Quelle publicité pour un monde sobre et durable ?

Le rapport demandé le 20 septembre 2019 par les ministres Elisabeth Borne et Brune Poirson a été adressé aux directeurs de cabinet correspondants. Après leurs observations, il sera ensuite envoyé formellement aux 2 ministres.

Ce travail faisait suite à une précédente demande du ministère de la transition écologique sur la durabilité des produits. Ce rapport avait été présenté en janvier 2019 (disponible ici : https://www.ecologique-solidaire.gouv.fr/obsolescence-programmee-rapport-libaert-pousse-reflexion-du-gouvernement-sur-consommation-durable) et à un rapport sur le même sujet du rôle de la publicité dans la transition écologique que j’avais rédigé en 2016 pour la Fondation Nicolas Hulot (disponible ici : http://www.fondation-nature-homme.org/sites/default/files/pub_et_transition.pdf).

 

Ce nouveau travail pour lequel j’avais proposé à Géraud Guibert, conseiller à la Cour des Comptes et Président du Think Tank La Fabrique Ecologique de travailler avec moi, fut assez conséquent. Nous avons auditionné une trentaine d’organisations ou d’interlocuteurs, et au final plus d’une centaine de personnes ont été rencontrées.

CONSTAT:

Mon constat est que l’approche globale reste encore peu propice à un consensus solide. Pour de nombreux publicitaires, la publicité n’est qu’un outil au service de la vente, un reflet de son époque et de toute manière le consommateur est suffisamment intelligent pour décrypter les messages qui lui sont adressés.
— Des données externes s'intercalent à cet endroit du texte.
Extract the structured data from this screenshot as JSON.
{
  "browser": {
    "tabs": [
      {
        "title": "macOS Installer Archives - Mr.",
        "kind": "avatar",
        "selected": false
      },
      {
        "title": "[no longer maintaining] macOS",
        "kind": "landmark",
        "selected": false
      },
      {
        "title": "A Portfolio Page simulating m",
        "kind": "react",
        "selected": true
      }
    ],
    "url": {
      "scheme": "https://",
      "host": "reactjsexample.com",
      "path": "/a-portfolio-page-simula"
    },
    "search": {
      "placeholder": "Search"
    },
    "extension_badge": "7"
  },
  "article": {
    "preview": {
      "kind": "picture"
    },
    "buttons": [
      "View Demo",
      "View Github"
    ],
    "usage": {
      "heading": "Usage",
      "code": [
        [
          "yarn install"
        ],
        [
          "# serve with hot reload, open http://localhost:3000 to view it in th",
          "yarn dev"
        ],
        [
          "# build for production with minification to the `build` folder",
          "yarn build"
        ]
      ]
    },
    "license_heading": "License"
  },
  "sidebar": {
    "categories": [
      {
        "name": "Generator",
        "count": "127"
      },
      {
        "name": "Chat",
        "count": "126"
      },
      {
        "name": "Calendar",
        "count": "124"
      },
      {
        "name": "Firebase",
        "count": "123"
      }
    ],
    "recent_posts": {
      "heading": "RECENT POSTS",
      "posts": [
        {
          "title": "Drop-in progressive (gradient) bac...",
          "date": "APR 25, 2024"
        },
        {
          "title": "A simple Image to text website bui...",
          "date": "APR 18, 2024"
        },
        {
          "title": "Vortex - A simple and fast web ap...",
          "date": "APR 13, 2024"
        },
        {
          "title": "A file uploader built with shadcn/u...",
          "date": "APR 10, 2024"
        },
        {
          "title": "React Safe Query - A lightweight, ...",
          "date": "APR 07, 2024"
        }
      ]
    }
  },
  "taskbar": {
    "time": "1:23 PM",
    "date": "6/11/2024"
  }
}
Difficile de faire bouger les lignes dans ces conditions. Heureusement, les mentalités évoluent, une prise de conscience a émergé et la communication responsable apparaît désormais celle qui interpelle la responsabilité même du communicant et donc du publicitaire face aux grands enjeux de la transition écologique.

 

Le rapport que nous avons remis comporte plus d’une vingtaine propositions qu’il appartiendra aux pouvoirs publics de dévoiler.

PERCEPTION:

Pour ma part, je considère que la publicité stricto sensu ne doit pas devenir le bouc émissaire des critiques contre notre système de consommation parce qu’elle ne constitue qu’une partie réduite d’un système de communication où interviennent les médias propriétaires (site web, vitrines), les dépenses gagnées par les actions d’influence, notamment sur les réseaux sociaux et tout ce qui concerne le marketing et qui échappe actuellement à toute réglementation, à l’exemple du packaging des produits.

 

J’ai l’espoir que ce rapport pourra être utile et qu’il permette un meilleur dialogue entre l’ensemble des parties prenantes, nous avons trouvé chez l’ensemble de nos interlocuteurs des points de vue très documentés qui demanderaient à être davantage partagés.

 

Je termine en remerciant tous ceux qui sans avoir été formellement auditionnés, ont participé à ma réflexion par leurs conseils amicaux, notamment Julien Intartaglia (Haute Ecole de Gestion, Neufchâtel), Mathieu Jahnich (Sircome), Yonnel Poivre Le Lohé (Blog de la communication responsable), Gildas Bonnel (Sidièse), Rita Fadh (FNE), Alma Dufour (les Amis de la Terre).